Has anyone done a macroeconomic analysis of the costs of the PQC migration?
It seems hard to estimate, but it feels like a number with way too many zeros after it.
@sophieschmieg I suspect you probably can’t for another five or more years. The push to do TLS everywhere drove things like AES hardware in CPUs and TLS offload and termination in NICs. It’s still consuming more power than not doing it, but the power cost now is much lower than it was before all of this, so I wouldn’t be surprised if it ended up being a net saving. At the moment, only a handful of folks are looking at hardware offload for PQC and it’s not clear to me if there will be additional benefits from the hardware people are building for it (it may just be cost).

@david_chisnall @sophieschmieg I don't believe there is any benefit of hardware offload for PQC.
PQC is only used for key agreement or signature, which is a very small part of a TLS flow. Encryption is still going to stay AES or Chacha.

I believe this was meant for the amount of (human) work required to prototype, collaborate, specify, certify and deploy.

To be honest, the most problematic portion at the moment is the lack of support for secure storage (HSMs, TPMs, yubikeys, ...) of PQC private keys. And this won't happen for a little while.

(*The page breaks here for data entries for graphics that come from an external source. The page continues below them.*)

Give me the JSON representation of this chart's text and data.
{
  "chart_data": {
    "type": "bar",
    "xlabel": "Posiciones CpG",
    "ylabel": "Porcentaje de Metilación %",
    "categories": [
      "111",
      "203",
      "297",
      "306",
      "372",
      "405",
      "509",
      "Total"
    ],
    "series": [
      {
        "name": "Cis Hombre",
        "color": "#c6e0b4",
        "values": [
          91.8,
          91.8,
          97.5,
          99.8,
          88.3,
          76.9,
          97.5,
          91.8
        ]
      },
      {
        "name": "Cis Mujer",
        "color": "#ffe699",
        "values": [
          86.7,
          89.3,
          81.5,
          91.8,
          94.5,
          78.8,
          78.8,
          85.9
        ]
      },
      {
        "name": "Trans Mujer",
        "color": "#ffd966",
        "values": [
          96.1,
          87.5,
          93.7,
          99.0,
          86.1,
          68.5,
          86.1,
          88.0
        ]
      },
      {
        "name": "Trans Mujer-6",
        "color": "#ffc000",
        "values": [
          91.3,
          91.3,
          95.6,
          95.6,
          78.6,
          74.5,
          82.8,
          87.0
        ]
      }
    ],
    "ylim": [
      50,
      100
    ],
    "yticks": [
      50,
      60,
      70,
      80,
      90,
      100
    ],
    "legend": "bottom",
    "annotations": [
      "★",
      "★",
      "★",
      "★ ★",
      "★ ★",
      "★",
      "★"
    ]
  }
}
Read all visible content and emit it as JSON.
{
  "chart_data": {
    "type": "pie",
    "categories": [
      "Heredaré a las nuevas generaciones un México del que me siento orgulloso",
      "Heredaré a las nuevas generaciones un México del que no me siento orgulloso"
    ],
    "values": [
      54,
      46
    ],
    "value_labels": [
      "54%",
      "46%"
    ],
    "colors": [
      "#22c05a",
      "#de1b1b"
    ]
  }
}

@david_chisnall @sophieschmieg Add on top of that the problems created by the current US admin when they cut jobs at NIST (which costs every more _time_ for everyone)
@david_chisnall @baloo yeah, I think hardware offloads are not the most interesting aspect of the solution here. Roughly speaking, the cost falls into two buckets, the engineering cost and the operational cost. Both currently have huge error bars on them, especially since the operational cost is mainly in bandwidth, which is much harder to model cost for when compared to compute. Add to that that you can partially trade off operational costs with engineering costs and you get something you need to have an engineering degree and an economics degree to do cost modeling for.

@sophieschmieg @david_chisnall I mainly work around code-signing use-cases. The larger signatures are definitely hard to retrofit in existing systems.

This is a major engineering cost for us.

@sophieschmieg @david_chisnall That and CPU vendors doing their own thing because why not.

Out of every solutions out there, they made an effort in picking the worst one.